Former House Speaker Newt Gingrich, who was instrumental in passing welfare reform in the 1990s, blasted President Obama’s attempt to gut the law in a conference call on Wednesday.

“Hard-core liberals like Barack Obama were deeply opposed to the bill,” Gingrich said, referring to the Personal Responsibility and Work Opportunity Act of 1996, which fundamentally altered the nation’s largest cash assistance welfare program.

Obama’s Department of Health and Human Services recently announced that it would allow states to waive the law’s work requirements–the key to the reform’s success–which requires that recipients of Temporary Aid for Needy Families (TANF) benefits work or prepare for work in order to receive welfare assistance.

As noted by Heritage’s Robert Rector, who broke the story, the law’s work requirements were explicitly exempted from HHS’s authority to waive requirements in various laws. But the administration has proceeded apace with its violation of the law.

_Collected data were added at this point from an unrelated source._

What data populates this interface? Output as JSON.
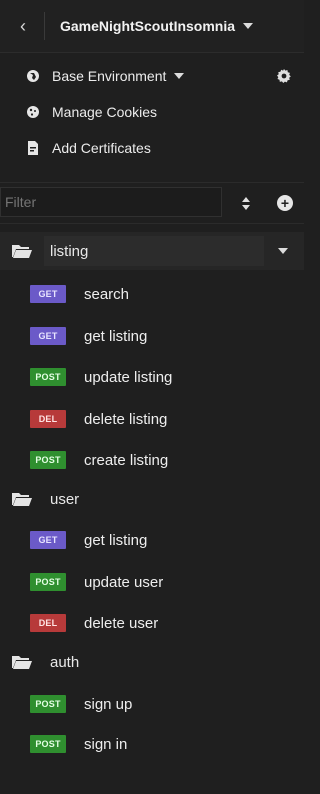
{
  "header": {
    "workspace_title": "GameNightScoutInsomnia"
  },
  "menu": {
    "environment": "Base Environment",
    "cookies": "Manage Cookies",
    "certificates": "Add Certificates"
  },
  "filter": {
    "placeholder": "Filter"
  },
  "colors": {
    "get": "#6b5ac8",
    "post": "#2f8f2f",
    "del": "#b73a3a",
    "folder": "#e4e4e4"
  },
  "tree": {
    "folders": [
      {
        "name": "listing",
        "requests": [
          {
            "method": "GET",
            "name": "search"
          },
          {
            "method": "GET",
            "name": "get listing"
          },
          {
            "method": "POST",
            "name": "update listing"
          },
          {
            "method": "DEL",
            "name": "delete listing"
          },
          {
            "method": "POST",
            "name": "create listing"
          }
        ]
      },
      {
        "name": "user",
        "requests": [
          {
            "method": "GET",
            "name": "get listing"
          },
          {
            "method": "POST",
            "name": "update user"
          },
          {
            "method": "DEL",
            "name": "delete user"
          }
        ]
      },
      {
        "name": "auth",
        "requests": [
          {
            "method": "POST",
            "name": "sign up"
          },
          {
            "method": "POST",
            "name": "sign in"
          }
        ]
      }
    ]
  }
}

Gingrich attributed the move to “an unending desire to create a dependentAmerica” by administration officials who “are even more radical” than the president himself, specifically noting HHS Secretary Kathleen Sebelius.

“Most people agree today that this has been the most successful conservative reform in modern times,” Gingrich said of the welfare reform effort. Indeed, as Rector notes in a column for National Review, the American public overwhelmingly supports TANF’s work requirement – 83% in favor and only 7% opposed, according to a recent Rasmussen survey.

“Obama’s goal,” Rector writes, “is to ‘spread the wealth’ by massively increasing the welfare state.”